11. Casa da Erva Mate
Mesmo para a gauchada, acostumada a matear a qualquer hora do dia, o processo de fabricação da preciosa erva é pouco conhecido. Por isso, a parada diante da grande roda d'água, na Casa da Erva Mate, é interessante. Dentro do galpão de madeira, o visitante observa como era a fabricação do produto antes da industrialização da atividade. Movidos pela força da água, os equipamentos socam, moem e preparam as folhas da ilex paraguariensis para se transformarem em chimarrão.

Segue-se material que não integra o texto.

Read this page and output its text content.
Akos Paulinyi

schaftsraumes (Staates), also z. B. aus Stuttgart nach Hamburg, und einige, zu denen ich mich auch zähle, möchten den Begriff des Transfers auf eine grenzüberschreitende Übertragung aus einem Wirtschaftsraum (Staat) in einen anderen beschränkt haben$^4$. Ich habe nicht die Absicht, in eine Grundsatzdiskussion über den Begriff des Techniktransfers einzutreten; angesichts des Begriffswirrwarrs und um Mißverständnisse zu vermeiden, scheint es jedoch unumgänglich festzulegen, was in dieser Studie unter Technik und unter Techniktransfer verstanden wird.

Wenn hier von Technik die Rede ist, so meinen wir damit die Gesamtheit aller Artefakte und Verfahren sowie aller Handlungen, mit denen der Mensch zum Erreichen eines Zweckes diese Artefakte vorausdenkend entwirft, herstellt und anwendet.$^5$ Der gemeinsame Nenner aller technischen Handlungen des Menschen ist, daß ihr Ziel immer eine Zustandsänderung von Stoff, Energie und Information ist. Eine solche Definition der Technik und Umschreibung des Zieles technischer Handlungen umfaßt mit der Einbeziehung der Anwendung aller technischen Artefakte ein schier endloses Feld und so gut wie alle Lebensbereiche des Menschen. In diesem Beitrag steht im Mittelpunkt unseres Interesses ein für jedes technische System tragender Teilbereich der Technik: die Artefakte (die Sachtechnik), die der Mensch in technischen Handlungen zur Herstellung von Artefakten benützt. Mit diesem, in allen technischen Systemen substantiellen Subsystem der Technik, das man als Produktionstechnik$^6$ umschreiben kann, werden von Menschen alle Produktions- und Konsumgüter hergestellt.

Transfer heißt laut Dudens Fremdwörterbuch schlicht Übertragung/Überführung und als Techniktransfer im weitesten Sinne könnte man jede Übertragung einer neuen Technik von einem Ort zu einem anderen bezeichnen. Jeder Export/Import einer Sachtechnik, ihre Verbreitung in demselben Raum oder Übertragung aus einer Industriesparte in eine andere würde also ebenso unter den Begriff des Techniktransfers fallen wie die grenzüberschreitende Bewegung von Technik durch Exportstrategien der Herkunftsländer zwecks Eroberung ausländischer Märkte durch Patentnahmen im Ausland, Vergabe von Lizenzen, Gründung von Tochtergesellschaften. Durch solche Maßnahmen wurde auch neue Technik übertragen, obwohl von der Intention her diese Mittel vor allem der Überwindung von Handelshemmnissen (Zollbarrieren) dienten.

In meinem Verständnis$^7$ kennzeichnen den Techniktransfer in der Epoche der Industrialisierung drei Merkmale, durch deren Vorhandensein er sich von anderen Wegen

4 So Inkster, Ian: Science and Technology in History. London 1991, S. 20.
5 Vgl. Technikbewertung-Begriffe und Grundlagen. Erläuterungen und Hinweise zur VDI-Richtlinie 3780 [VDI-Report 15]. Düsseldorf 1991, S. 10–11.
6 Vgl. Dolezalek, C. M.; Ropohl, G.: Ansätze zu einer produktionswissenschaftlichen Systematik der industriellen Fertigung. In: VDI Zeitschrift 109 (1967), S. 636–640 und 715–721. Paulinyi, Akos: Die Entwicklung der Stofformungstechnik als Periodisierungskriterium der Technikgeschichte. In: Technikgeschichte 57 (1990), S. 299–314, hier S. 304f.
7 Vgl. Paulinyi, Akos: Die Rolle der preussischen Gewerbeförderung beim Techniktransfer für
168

Depois de conhecer o funcionamento da ervateira e de ver de perto as árvores que fornecem o elixir dos gaúchos, os visitantes vão para a melhor parte: degustar o mate. Uns fazem cara feia, outros adoram, muitos levam para casa cuia e bomba, prometendo aderir ao hábito. Todos se emocionam ao participar do ritual da roda de chimarrão. E para quem não tem medo de novos sabores, tem até sorvete de erva mate.